On the digital side, the bank will partner with existing players wherever possible to generate maximum returns as also with payment banks, aggregators and wallet companies. Earlier this year, it partnered with online payment solution firm PayU India to enhance the digital experience for customers by bringing the full suite of consumer banking products online and powering them through payment innovations and online ecosystems enabled by PayU India. A tieup with Paytm is also on the anvil.

“All this is playing out [but] none will work on its own,” Sobti says of digitisation. “Payment banks want collaboration; they have to sell products other than payment products. Banks want it as well. The digital ecology has many players who have to collaborate. Banks, payment banks, aggregators, the existing big payment players like Mastercard and Visa and even the fintech companies— all will collaborate. Success will come out of collaborations.” And along with digital will be the continuing hunt for profitable portfolios like the ones the bank picked up from Deutsche and ABN Amro.

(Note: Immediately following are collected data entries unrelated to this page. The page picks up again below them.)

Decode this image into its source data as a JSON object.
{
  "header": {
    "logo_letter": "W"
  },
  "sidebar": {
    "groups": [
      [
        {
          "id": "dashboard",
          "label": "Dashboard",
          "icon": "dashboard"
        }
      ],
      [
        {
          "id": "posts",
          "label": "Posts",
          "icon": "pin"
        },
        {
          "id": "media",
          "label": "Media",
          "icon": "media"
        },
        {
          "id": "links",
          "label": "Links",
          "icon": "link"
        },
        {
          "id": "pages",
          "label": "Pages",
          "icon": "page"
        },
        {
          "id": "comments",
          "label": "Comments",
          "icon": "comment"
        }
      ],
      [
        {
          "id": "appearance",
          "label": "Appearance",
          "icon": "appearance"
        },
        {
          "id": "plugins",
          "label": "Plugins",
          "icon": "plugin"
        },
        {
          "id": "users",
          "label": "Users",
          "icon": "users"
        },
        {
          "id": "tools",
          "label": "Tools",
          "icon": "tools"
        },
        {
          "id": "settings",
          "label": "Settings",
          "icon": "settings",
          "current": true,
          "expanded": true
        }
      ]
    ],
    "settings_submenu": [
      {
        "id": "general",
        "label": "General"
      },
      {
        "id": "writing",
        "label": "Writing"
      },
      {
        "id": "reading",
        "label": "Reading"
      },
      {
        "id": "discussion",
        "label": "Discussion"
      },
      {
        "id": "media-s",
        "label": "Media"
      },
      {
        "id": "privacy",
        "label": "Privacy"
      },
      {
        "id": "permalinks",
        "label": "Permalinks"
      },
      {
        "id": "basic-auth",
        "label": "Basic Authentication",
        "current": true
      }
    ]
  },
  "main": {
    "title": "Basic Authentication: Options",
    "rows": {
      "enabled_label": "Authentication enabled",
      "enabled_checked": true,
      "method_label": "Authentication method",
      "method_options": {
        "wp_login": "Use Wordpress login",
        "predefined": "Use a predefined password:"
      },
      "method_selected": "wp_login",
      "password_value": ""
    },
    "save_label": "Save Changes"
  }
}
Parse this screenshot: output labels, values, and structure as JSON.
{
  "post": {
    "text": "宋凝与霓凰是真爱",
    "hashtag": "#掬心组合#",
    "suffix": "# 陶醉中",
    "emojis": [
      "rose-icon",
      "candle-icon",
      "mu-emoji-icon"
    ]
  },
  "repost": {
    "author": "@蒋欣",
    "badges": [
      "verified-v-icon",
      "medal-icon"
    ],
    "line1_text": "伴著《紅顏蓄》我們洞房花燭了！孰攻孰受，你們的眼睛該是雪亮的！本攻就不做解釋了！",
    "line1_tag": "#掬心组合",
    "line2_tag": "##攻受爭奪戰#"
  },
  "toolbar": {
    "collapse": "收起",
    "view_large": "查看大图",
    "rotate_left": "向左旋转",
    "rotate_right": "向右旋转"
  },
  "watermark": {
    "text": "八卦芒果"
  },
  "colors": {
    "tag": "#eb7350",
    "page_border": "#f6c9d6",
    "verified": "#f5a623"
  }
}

So, does IndusInd favour portfolio acquisitions to bank buyouts?

“We will be there if a bank is available. But the universe of banks available is so minute. The last one was the Kotak–ING deal. So I am saying, let’s also look at an alternative strategy like what we did for credit cards and gems and jewellery,” he says. “You can stack up all this in a way that gives you inorganic growth without having to acquire a bank. But we won’t acquire for the sake of acquiring unless it gives me that 3D benefit.”

Having seen almost three full planning cycles and tasted success, what, then, does Sobti see as the definitive DNA of IndusInd Bank? “I can’t point to a thing,” he says candidly. “But I think it’s about a strong performance culture and one of delivery. It’s also about having a clear strategy. Strategise once, execute daily. Execution plans take up 30 pages, strategy takes up five. You can say our DNA is diversified,” he says with a laugh. That’s another play with D right there.